If you are a oculoplastics practice focusing on cosmetics with very few Medicare patients, it might financially make sense to take the penalty. At a recent meeting at the American Academy of Ophthalmology, I spoke with someone older than me who thought that young docs would have a easier time adapting to EHR. In our soloeyedocs google group, there have been many docs recently out of training that have a difficult time with choosing and implementing EHR when joining a busy practice. The three most difficult things for solo docs who purchased a practice to handle are EHR, bringing billing in house or managing in house billing, and managing employees.
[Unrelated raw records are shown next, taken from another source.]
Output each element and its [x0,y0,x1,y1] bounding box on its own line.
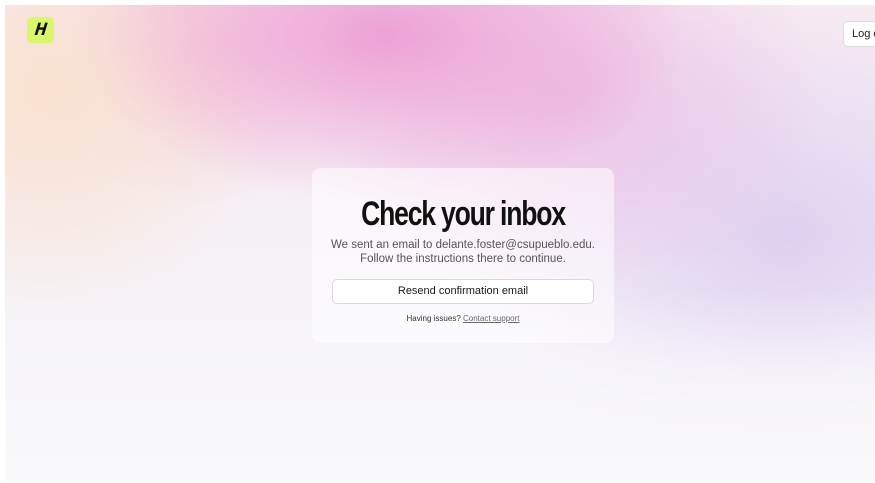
confirmation-message: We sent an email to delante.foster@csupu… [312,238,614,266]
contact-support-link[interactable]: Contact support [463,314,519,323]
help-text: Having issues? [406,314,461,323]
app-viewport: H Log ou Check your inbox We sent an ema… [5,5,875,481]
app-logo[interactable]: H [27,17,54,43]
message-line-2: Follow the instructions there to continu… [360,253,566,265]
confirmation-card: Check your inbox We sent an email to del… [312,168,614,343]
page: H Log ou Check your inbox We sent an ema… [0,0,875,483]
resend-confirmation-button[interactable]: Resend confirmation email [332,279,594,304]
page-title: Check your inbox [361,195,566,233]
help-row: Having issues? Contact support [312,314,614,323]
message-line-1: We sent an email to delante.foster@csupu… [331,239,595,251]
logo-letter: H [33,20,48,40]
logout-button[interactable]: Log ou [843,21,875,47]
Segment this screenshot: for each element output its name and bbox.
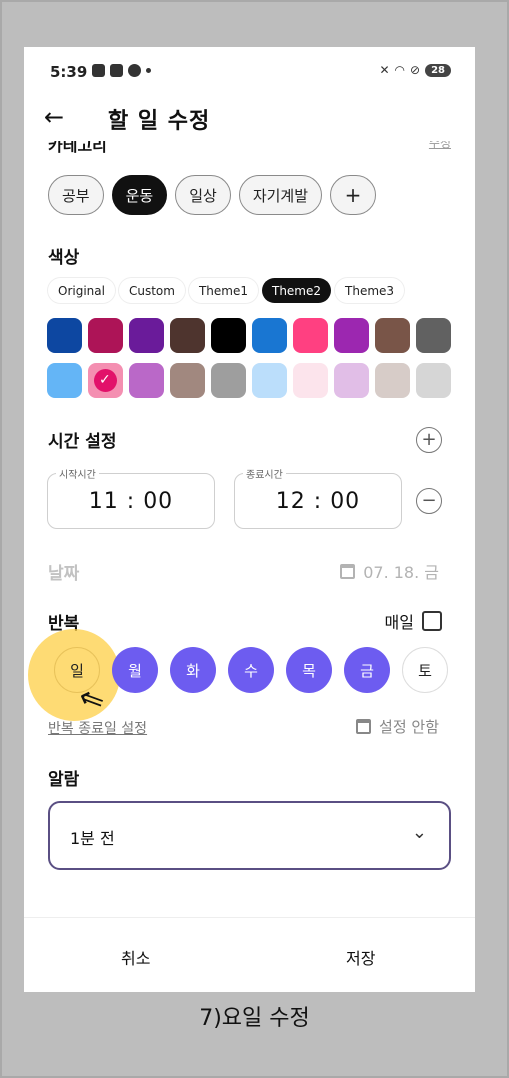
repeat-end-picker[interactable]: 설정 안함: [356, 716, 439, 737]
end-time-label: 종료시간: [243, 466, 286, 481]
status-right-icons: ✕ ◠ ⊘ 28: [379, 63, 451, 77]
category-chips: 공부 운동 일상 자기계발 +: [48, 175, 377, 215]
remove-time-icon[interactable]: −: [416, 488, 442, 514]
dot-icon: [146, 68, 151, 73]
day-mon[interactable]: 월: [112, 647, 158, 693]
save-button[interactable]: 저장: [346, 945, 375, 969]
color-theme-tabs: Original Custom Theme1 Theme2 Theme3: [48, 278, 405, 303]
day-tue[interactable]: 화: [170, 647, 216, 693]
color-swatch[interactable]: ✓: [88, 363, 123, 398]
day-fri[interactable]: 금: [344, 647, 390, 693]
color-swatch[interactable]: [252, 363, 287, 398]
footer-divider: [24, 917, 475, 918]
alarm-value: 1분 전: [70, 829, 115, 848]
tab-original[interactable]: Original: [48, 278, 115, 303]
category-header: 카테고리 수정: [48, 141, 451, 155]
daily-label: 매일: [384, 613, 414, 632]
page-title: 할 일 수정: [108, 109, 211, 134]
color-swatch[interactable]: [170, 318, 205, 353]
mute-icon: ✕: [379, 63, 390, 77]
color-swatch[interactable]: [88, 318, 123, 353]
color-swatch[interactable]: [252, 318, 287, 353]
color-swatch[interactable]: [375, 363, 410, 398]
day-thu[interactable]: 목: [286, 647, 332, 693]
chip-study[interactable]: 공부: [48, 175, 104, 215]
repeat-end-link[interactable]: 반복 종료일 설정: [48, 718, 147, 738]
color-label: 색상: [48, 248, 80, 268]
start-time-value: 11 : 00: [88, 489, 174, 514]
wifi-icon: ◠: [394, 63, 406, 77]
color-swatch[interactable]: [334, 363, 369, 398]
dnd-icon: ⊘: [410, 63, 421, 77]
color-swatch[interactable]: [47, 363, 82, 398]
color-swatch[interactable]: [170, 363, 205, 398]
date-label: 날짜: [48, 564, 80, 584]
phone-screen: 5:39 ✕ ◠ ⊘ 28 ← 할 일 수정 카테고리 수정 공부 운동 일상 …: [24, 47, 475, 992]
color-swatch[interactable]: [211, 363, 246, 398]
date-value: 07. 18. 금: [363, 563, 439, 582]
end-time-field[interactable]: 종료시간 12 : 00: [234, 466, 402, 529]
status-time: 5:39: [50, 63, 88, 81]
arrow-left-icon[interactable]: ←: [44, 103, 64, 131]
start-time-label: 시작시간: [56, 466, 99, 481]
tab-theme1[interactable]: Theme1: [188, 278, 258, 303]
app-header: ← 할 일 수정: [24, 97, 475, 141]
chevron-down-icon: ⌄: [411, 822, 427, 843]
category-label: 카테고리: [48, 141, 107, 155]
tab-theme3[interactable]: Theme3: [335, 278, 405, 303]
weekday-selector: 일 월 화 수 목 금 토: [54, 647, 448, 693]
calendar-icon: [340, 563, 356, 579]
tab-theme2[interactable]: Theme2: [261, 278, 332, 303]
alarm-label: 알람: [48, 770, 80, 790]
figure-caption: 7)요일 수정: [199, 1006, 310, 1031]
screenshot-icon: [92, 64, 105, 77]
status-bar: 5:39 ✕ ◠ ⊘ 28: [24, 47, 475, 97]
status-left-icons: [92, 64, 151, 77]
cancel-button[interactable]: 취소: [121, 945, 150, 969]
category-manage-link[interactable]: 수정: [429, 141, 451, 151]
time-label: 시간 설정: [48, 432, 117, 452]
color-swatch[interactable]: [416, 363, 451, 398]
color-swatch[interactable]: [129, 363, 164, 398]
color-swatch[interactable]: [293, 363, 328, 398]
color-swatch[interactable]: [129, 318, 164, 353]
color-swatch[interactable]: [211, 318, 246, 353]
chip-daily[interactable]: 일상: [175, 175, 231, 215]
tab-custom[interactable]: Custom: [118, 278, 185, 303]
add-category-button[interactable]: +: [330, 175, 377, 215]
color-swatch[interactable]: [375, 318, 410, 353]
bulb-icon: [128, 64, 141, 77]
color-swatch[interactable]: [47, 318, 82, 353]
color-swatch[interactable]: [293, 318, 328, 353]
add-time-icon[interactable]: +: [416, 427, 442, 453]
alarm-select[interactable]: 1분 전 ⌄: [48, 801, 451, 870]
daily-toggle[interactable]: 매일: [385, 609, 442, 633]
day-sat[interactable]: 토: [402, 647, 448, 693]
day-wed[interactable]: 수: [228, 647, 274, 693]
app-icon: [110, 64, 123, 77]
end-time-value: 12 : 00: [275, 489, 361, 514]
chip-self-improvement[interactable]: 자기계발: [238, 175, 323, 215]
start-time-field[interactable]: 시작시간 11 : 00: [47, 466, 215, 529]
chip-exercise[interactable]: 운동: [111, 175, 168, 215]
date-picker[interactable]: 07. 18. 금: [340, 559, 439, 583]
color-palette: ✓: [47, 318, 455, 398]
check-icon: ✓: [99, 372, 111, 388]
battery-icon: 28: [425, 63, 451, 77]
repeat-end-value: 설정 안함: [379, 718, 439, 736]
calendar-icon: [356, 719, 372, 734]
color-swatch[interactable]: [416, 318, 451, 353]
color-swatch[interactable]: [334, 318, 369, 353]
daily-checkbox[interactable]: [422, 611, 442, 631]
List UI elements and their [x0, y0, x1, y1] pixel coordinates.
My opinion is that I like my EHR system and it makes my practice run more efficiently, and that if I had the choice of going back to paper I most definitely wouldn’t. But I doubt that EHR systems have made it easier for doctors to communicate with each other nor save health care costs. I strongly feel that physicians should be able to make their own choice of paper vs EHR for themselves, rather than to meet some silly federal regulations that were designed by folks who don’t practice medicine.